High Performance Computing Is Supercharging AI
Editor’s note: At the ISC conference next week in Frankfurt, Andrew Ng, chief scientist at Baidu, will present the keynote address and Bryan Catanzaro, research scientist at Baidu’s Silicon Valley AI Lab, will participate in the Analyst Crossfire Panel.
Artificial intelligence powers many of Baidu’s most important products, from search to services. Speech recognition has expanded accessibility, natural language processing helps answer user questions, and image recognition offers more intuitive search results. It’s not surprising that AI is transforming internet companies. We believe the AI revolution will transform many other industries as well, from transportation to healthcare.
AI research has been going on for decades, so you may ask “what has changed to make AI so useful today?” Answer: The combination of large datasets that are now available (thanks to the digitization of our society) and powerful compute resources has allowed the field to make great progress.
We like to make the analogy that data is like fuel for a rocket, and deep neural network models are the rocket engine. Because we have more data than ever, we are able to build bigger rockets, with bigger engines that can take us to new places.
For example, our research in speech recognition shows that using 10x more data can lower relative error rates by 40 percent.1 Figuring out how to train models on ever larger datasets is therefore a key part of progress in AI.
As datasets grow, high performance computing (HPC) becomes more important in order to train the models. Today, training one of our speech recognition models consumes 20 billion billion math operations (20 exaflops), and that number continues to increase.
Our ability to rapidly iterate on questions about data and models directly connects to progress in AI. This means that ideas from HPC, such as using dense, compute-oriented processors like GPUs, interconnected with high-bandwidth, low-latency interconnects, are key to future progress in AI.
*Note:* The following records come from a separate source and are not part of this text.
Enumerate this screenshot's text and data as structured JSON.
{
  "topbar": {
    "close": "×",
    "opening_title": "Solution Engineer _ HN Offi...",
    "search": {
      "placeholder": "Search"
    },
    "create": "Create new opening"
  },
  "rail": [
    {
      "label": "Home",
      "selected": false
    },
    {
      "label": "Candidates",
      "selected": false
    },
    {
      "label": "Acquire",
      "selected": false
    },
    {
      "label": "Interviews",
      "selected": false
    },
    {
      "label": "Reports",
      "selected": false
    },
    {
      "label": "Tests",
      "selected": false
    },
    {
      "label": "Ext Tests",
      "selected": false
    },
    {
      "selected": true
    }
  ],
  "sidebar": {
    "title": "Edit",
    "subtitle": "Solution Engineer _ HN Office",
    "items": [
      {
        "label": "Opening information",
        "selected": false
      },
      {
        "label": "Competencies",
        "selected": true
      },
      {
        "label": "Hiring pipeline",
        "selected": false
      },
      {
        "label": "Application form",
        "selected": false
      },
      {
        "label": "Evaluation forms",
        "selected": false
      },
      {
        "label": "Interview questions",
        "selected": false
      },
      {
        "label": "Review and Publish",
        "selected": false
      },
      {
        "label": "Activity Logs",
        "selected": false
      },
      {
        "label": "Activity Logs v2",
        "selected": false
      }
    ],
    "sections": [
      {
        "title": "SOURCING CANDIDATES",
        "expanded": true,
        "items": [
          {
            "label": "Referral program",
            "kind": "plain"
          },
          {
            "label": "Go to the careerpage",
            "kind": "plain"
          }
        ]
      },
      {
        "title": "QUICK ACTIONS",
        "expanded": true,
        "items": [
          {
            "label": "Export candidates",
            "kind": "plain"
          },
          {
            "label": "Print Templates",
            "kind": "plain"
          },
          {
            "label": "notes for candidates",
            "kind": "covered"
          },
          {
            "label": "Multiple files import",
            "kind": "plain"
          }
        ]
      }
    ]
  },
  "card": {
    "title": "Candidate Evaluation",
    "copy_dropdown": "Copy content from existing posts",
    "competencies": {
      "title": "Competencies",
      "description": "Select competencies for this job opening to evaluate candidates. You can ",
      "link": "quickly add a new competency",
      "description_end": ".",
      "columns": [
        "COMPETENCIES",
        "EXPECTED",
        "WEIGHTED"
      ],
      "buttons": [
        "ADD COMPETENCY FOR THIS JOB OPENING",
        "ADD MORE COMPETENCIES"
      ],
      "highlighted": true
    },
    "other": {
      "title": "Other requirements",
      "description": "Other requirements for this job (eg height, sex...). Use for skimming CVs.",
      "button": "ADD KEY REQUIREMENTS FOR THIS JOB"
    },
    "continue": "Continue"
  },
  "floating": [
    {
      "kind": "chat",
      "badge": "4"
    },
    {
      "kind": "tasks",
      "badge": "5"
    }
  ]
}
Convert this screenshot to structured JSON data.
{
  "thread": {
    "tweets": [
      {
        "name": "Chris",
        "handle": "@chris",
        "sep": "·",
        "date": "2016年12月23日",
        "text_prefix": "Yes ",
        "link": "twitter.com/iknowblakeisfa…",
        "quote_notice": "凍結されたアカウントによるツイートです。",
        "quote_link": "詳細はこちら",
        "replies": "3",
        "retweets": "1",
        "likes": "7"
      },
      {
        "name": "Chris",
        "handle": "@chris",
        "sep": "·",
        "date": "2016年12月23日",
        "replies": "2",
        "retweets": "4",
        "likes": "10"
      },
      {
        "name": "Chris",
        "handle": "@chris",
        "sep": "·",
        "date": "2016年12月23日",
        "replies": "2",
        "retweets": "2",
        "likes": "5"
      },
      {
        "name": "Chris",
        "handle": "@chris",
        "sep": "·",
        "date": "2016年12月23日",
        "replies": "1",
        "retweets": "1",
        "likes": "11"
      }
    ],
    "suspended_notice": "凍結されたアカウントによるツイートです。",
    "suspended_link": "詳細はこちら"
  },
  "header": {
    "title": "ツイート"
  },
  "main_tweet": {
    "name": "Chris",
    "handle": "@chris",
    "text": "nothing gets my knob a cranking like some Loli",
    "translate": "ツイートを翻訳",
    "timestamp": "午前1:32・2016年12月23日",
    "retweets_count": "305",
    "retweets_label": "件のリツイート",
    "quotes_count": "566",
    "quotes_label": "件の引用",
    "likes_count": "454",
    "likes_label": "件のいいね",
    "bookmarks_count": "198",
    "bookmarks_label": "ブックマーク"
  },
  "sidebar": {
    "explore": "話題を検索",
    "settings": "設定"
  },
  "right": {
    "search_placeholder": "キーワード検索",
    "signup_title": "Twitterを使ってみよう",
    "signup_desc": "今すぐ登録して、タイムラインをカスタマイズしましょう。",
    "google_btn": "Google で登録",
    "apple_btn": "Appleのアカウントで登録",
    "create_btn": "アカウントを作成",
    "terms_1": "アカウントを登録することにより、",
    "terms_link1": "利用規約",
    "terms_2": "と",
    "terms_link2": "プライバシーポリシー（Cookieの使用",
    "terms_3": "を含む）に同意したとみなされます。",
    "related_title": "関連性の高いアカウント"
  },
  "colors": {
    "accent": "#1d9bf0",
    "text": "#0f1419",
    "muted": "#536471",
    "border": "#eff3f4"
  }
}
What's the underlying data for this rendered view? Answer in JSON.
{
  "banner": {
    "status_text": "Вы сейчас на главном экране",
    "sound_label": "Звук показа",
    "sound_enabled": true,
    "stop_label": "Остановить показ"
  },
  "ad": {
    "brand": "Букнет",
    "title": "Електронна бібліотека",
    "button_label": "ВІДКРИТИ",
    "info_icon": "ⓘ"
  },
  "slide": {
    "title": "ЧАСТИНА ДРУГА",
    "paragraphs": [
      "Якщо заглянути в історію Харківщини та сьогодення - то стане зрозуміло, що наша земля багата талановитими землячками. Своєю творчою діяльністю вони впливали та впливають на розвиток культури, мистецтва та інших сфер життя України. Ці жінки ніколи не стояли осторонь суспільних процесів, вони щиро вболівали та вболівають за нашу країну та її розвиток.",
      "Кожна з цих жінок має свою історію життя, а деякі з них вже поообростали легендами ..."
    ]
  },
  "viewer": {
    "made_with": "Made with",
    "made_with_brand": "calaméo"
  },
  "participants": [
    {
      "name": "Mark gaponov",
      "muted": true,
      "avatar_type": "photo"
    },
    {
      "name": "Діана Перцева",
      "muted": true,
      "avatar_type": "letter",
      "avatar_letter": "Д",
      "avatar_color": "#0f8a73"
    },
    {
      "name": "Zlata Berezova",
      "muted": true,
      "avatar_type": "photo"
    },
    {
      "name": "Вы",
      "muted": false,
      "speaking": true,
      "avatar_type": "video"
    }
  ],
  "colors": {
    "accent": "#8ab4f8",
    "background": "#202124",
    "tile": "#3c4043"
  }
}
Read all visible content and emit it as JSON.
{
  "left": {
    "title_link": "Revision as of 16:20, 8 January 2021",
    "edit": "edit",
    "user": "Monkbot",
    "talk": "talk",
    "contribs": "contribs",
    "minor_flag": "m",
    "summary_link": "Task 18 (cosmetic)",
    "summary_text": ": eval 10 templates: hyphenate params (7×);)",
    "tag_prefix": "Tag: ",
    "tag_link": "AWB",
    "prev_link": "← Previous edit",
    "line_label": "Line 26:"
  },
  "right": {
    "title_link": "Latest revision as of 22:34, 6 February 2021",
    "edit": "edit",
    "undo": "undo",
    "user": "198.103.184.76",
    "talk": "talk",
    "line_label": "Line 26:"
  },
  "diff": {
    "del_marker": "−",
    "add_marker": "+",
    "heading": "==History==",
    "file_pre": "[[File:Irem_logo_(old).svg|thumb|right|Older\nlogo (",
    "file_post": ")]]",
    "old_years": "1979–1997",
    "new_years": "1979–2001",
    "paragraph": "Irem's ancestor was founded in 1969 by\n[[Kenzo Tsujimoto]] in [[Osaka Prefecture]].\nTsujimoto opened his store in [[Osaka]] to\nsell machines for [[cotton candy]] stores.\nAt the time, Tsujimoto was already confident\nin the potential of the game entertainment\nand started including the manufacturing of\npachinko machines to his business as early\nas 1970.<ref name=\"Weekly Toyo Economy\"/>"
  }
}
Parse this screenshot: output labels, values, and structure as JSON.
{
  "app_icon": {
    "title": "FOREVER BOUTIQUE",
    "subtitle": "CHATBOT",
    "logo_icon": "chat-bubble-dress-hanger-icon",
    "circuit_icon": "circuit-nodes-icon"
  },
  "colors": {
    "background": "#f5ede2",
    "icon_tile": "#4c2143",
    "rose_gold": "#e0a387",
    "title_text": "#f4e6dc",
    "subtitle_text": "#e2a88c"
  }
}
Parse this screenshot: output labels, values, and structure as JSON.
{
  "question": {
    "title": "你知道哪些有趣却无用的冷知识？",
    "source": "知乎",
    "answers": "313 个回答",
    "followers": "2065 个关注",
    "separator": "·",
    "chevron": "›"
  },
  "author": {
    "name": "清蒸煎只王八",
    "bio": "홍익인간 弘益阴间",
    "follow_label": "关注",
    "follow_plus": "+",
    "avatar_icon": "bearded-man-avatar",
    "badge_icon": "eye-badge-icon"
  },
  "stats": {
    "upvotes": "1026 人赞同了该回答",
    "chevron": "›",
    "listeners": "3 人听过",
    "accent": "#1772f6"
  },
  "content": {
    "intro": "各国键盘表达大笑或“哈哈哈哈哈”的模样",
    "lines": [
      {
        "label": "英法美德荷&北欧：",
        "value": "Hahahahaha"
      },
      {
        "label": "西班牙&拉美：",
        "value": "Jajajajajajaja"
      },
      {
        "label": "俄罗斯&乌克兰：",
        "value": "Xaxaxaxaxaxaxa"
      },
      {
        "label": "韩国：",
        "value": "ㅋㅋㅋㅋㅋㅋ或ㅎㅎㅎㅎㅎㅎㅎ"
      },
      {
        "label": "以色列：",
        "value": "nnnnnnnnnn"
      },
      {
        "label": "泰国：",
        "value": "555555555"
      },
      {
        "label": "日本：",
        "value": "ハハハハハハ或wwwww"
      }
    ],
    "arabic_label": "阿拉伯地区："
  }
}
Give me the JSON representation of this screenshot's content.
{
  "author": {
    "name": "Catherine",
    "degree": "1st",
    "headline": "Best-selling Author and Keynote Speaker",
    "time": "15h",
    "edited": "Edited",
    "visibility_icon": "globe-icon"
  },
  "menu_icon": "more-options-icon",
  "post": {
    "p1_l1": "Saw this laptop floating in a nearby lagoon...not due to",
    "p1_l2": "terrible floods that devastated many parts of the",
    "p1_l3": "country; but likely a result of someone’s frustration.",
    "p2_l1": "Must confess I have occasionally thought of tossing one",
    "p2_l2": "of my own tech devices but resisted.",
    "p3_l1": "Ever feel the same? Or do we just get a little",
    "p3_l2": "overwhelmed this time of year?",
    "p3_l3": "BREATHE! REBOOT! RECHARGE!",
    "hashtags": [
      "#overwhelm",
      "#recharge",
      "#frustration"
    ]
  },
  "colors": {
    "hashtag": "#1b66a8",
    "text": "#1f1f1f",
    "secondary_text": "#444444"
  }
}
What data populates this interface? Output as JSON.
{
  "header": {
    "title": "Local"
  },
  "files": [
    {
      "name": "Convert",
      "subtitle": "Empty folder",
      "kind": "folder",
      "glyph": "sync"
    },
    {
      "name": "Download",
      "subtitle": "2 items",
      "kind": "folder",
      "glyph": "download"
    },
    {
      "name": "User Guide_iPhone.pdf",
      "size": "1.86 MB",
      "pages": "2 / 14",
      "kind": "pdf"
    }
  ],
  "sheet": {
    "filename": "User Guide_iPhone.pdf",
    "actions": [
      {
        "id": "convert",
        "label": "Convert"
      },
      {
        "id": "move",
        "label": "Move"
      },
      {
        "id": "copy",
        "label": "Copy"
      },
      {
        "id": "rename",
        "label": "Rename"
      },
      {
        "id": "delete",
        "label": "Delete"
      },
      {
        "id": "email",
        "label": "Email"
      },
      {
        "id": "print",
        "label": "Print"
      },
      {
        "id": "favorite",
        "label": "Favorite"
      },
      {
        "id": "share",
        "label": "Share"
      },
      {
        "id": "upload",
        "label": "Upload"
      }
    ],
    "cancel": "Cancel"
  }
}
We’re always exploring new ways of scaling our neural network training process. For example, next week Greg Diamos of Baidu is presenting a paper on “persistent recurrent neural networks (RNNs)” at the International Conference on Machine Learning.2 Persistent RNNs accelerate training of small batch size RNNs by a factor of 30. This increases the available parallelism for strong scaling, and also reduces memory consumption, allowing us to train deeper models.
Once we’ve trained an accurate model, the next step is deployment: figuring out how to serve large neural networks to our users. We’ve developed a technique called Batch Dispatch that allows us to serve 7x more users on a single GPU for interactive applications, while keeping latency low. This allows us to bring the benefits of advanced AI to users at scale.
AI is an amazing tool that is helping people create exciting applications. Despite all the recent progress, we still see huge untapped opportunities ahead. There are many areas, including precision agriculture, consumer finance and medicine, where we see a clear opportunity for AI to have a big impact. The best is still to come.